Cold antibodies also react to Sars-CoV-2

Anyone who has antibodies against harmless, long-circulating human coronaviruses from previous colds is probably better protected against severe Covid-19 courses. This is confirmed by a study that examined whether such antibodies also cross-react with the new Sars-CoV-2 coronavirus. Accordingly, the antibodies against cold coronaviruses can to a certain extent also neutralize Sars-CoV-2. According to the researchers, people with high antibody levels against harmless coronaviruses have to be treated less often in hospital if they are infected with Sars-CoV-2.

Some pathogens from the coronavirus family have long been circulating in the human population. These so-called human coronaviruses (HCoV) usually only trigger harmless colds. Structurally, they are only distantly related to the novel coronavirus Sars-CoV-2. However, they have some characteristic surface structures in common. This leads to the question of the extent to which antibodies against the harmless cold coronaviruses can also bind to Sars-CoV-2 and how this affects the immune reaction and the course of the disease.

Some protection from Covid-19

A team led by Irene Abela from the University of Zurich has now addressed this question with the help of laboratory analyzes and computer simulations. The researchers examined blood samples from 825 donors taken before February 2020, i.e. before the occurrence of Sars-CoV-2, 672 blood samples from May 2020, when Sars-CoV-2 had already started to spread, and 389 blood samples of people who were verifiably infected with Sars-CoV-2.

In all blood samples, they determined the antibody titer against the four human coronaviruses circulating in the population. It showed: The group of Sars-CoV-2 infected people had the lowest titer of antibodies against cold coronaviruses on average. In contrast, people with more HCoV antibodies were less likely to be infected with Sars-CoV-2. “These results suggest that existing immune reactions to HCoVs can protect against Sars-CoV-2 infection to a certain extent,” conclude Abela and her colleagues.

Mild courses thanks to previous colds

In addition, the researchers analyzed how the HCoV antibodies affect the immune response against Sars-CoV-2. To do this, they modeled various antibody reactions on the computer. “According to our results, a stronger antibody reaction against human coronaviruses also leads to higher amounts of antibodies against Sars-CoV-2,” says Abela’s colleague Alexandra Trkola. “A person who has immunity against harmless coronaviruses is thus better protected against severe courses of Sars-CoV-2 infections.” Sars-CoV-2 infected, are treated less often in the hospital or in the intensive care unit.

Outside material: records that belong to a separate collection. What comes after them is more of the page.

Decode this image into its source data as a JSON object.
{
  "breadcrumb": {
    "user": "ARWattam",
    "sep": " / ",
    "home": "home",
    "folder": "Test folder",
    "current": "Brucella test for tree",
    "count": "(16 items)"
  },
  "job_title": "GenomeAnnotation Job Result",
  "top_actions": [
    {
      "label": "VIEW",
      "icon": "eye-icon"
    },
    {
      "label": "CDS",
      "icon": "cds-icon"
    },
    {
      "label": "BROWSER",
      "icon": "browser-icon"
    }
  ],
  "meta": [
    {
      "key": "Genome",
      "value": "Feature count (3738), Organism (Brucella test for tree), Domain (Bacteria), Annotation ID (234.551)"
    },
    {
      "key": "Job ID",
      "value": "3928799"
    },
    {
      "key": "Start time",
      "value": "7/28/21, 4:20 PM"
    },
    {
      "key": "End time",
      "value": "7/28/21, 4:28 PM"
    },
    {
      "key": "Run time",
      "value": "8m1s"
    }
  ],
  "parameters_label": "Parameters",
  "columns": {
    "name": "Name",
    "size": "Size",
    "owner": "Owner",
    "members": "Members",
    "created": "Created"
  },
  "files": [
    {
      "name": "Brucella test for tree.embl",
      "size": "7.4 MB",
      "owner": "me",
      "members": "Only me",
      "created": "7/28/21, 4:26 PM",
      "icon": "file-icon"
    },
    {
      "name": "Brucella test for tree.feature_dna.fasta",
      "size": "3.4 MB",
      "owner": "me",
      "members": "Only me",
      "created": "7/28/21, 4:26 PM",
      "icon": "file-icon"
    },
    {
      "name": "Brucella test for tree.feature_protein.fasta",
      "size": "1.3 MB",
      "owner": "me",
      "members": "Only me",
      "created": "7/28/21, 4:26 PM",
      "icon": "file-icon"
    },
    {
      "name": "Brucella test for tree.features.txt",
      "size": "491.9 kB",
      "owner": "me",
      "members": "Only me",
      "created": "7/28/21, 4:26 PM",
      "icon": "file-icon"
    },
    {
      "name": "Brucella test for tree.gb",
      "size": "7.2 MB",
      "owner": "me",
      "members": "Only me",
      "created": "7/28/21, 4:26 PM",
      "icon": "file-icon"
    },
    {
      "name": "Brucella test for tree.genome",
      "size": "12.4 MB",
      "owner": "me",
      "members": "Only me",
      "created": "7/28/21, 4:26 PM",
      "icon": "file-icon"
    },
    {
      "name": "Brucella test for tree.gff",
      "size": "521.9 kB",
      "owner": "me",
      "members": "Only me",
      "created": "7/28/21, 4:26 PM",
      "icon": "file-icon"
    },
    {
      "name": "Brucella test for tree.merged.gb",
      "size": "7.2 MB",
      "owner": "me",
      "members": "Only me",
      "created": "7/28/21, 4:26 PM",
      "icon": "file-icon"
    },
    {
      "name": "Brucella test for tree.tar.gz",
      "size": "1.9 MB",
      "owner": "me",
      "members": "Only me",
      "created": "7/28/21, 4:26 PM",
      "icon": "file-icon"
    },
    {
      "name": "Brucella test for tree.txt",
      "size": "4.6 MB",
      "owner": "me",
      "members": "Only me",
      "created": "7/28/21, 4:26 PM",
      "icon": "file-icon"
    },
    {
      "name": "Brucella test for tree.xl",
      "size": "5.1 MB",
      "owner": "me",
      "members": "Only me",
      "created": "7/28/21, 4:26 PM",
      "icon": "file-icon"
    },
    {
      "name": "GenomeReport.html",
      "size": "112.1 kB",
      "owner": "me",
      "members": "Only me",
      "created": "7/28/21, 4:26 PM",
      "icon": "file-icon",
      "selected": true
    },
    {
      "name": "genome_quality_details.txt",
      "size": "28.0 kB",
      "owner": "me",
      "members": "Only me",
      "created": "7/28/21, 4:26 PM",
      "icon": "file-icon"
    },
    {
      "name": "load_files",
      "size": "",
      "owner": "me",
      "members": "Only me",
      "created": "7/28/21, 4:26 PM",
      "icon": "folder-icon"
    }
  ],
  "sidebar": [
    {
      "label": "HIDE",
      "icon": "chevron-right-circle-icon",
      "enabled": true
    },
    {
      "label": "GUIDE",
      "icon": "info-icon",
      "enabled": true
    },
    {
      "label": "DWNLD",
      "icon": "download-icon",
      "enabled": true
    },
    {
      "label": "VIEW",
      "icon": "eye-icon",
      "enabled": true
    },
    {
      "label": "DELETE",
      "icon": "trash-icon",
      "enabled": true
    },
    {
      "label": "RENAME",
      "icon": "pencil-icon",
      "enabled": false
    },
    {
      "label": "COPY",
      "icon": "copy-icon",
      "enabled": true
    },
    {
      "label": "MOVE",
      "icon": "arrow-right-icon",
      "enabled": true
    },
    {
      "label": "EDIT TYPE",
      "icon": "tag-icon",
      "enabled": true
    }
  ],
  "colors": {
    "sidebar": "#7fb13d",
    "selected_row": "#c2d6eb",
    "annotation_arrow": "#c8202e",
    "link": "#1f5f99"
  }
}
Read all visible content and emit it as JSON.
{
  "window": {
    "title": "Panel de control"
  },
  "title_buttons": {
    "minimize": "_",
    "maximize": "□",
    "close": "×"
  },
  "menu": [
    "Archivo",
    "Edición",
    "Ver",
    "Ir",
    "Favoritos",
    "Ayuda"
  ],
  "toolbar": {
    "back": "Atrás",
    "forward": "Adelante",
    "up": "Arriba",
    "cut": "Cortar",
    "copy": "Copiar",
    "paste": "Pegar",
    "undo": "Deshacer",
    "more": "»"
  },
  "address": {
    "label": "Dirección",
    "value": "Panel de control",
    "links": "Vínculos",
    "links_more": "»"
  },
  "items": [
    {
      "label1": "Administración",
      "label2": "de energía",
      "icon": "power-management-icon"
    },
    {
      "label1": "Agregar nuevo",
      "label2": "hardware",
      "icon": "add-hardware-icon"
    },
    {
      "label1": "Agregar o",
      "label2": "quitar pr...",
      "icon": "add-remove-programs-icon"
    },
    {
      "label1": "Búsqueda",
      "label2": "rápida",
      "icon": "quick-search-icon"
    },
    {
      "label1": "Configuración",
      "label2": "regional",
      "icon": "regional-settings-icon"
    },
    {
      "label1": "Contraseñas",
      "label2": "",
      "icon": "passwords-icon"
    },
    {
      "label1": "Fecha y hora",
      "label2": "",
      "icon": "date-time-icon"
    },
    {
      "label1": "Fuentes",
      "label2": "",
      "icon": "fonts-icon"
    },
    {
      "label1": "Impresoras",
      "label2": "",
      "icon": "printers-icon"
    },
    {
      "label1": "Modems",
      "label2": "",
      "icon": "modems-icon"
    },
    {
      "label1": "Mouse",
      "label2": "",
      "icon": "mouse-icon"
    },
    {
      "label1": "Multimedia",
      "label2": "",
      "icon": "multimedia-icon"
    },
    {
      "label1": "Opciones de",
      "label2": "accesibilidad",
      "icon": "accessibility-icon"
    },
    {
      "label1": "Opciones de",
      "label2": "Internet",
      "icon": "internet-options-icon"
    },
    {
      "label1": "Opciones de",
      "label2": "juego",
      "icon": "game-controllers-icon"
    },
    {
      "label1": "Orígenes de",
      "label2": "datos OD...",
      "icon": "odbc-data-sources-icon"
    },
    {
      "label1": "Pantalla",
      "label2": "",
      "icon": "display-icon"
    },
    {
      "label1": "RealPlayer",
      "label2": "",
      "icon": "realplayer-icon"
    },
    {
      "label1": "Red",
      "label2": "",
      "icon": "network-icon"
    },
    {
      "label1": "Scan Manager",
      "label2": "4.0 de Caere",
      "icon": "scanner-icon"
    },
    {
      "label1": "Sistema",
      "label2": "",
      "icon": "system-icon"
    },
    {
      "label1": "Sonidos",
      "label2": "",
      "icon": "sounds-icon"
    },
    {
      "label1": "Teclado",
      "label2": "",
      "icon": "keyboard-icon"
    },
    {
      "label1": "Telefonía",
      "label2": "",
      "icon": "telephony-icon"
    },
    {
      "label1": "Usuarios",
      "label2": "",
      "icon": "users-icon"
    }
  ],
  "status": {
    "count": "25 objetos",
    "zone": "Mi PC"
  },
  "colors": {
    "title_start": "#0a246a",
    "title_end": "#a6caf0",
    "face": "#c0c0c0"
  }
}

According to the researchers, the protective effect of previous colds is probably based on both pillars of the immune response: on the one hand, on the so-called humoral immune response, in which antibodies bind to the virus, and, on the other hand, on so-called T-cell immunity, in which T-cells attacked Finding and destroying cells to stop the virus from spreading throughout the body. This means that previous colds have a similar – albeit significantly weaker – effect to a vaccination. “Immune reactions that are specifically directed against SARS-CoV-2 and that emanate from memory cells are of course far more effective than cross-reactive ones,” says Trkola. “But although the protection is not complete, cross-reactions shorten the course of the disease and alleviate its severity. And that’s exactly what we achieve with vaccinations, only much, much more efficiently. “

Cross immunity also the other way around?

The researchers point out that in their study they only found associations that do not necessarily suggest a causal relationship. “Still, the implications of our results are obvious,” they write. “A previous immunity to HCoV can to a certain extent protect against the acquisition of Sars-CoV-2, promote the development of a Sars-CoV-2-specific immunity and thus reduce the risk of severe hospitalization. A slight protective effect through HCoV immunity would be a plausible explanation for the high proportion of asymptomatic and mild SARS-CoV-2 infections. “

It is unclear whether the cross-reactivity also works the other way round, i.e. whether immunity to Sars-CoV-2 – for example through a vaccination – also protects against other human coronaviruses. “If Sars-CoV-2 immunity also offers a certain protection against infection from other coronaviruses, we would come a big step closer to comprehensive protection against coronaviruses, including newly emerging variants,” said Trkola.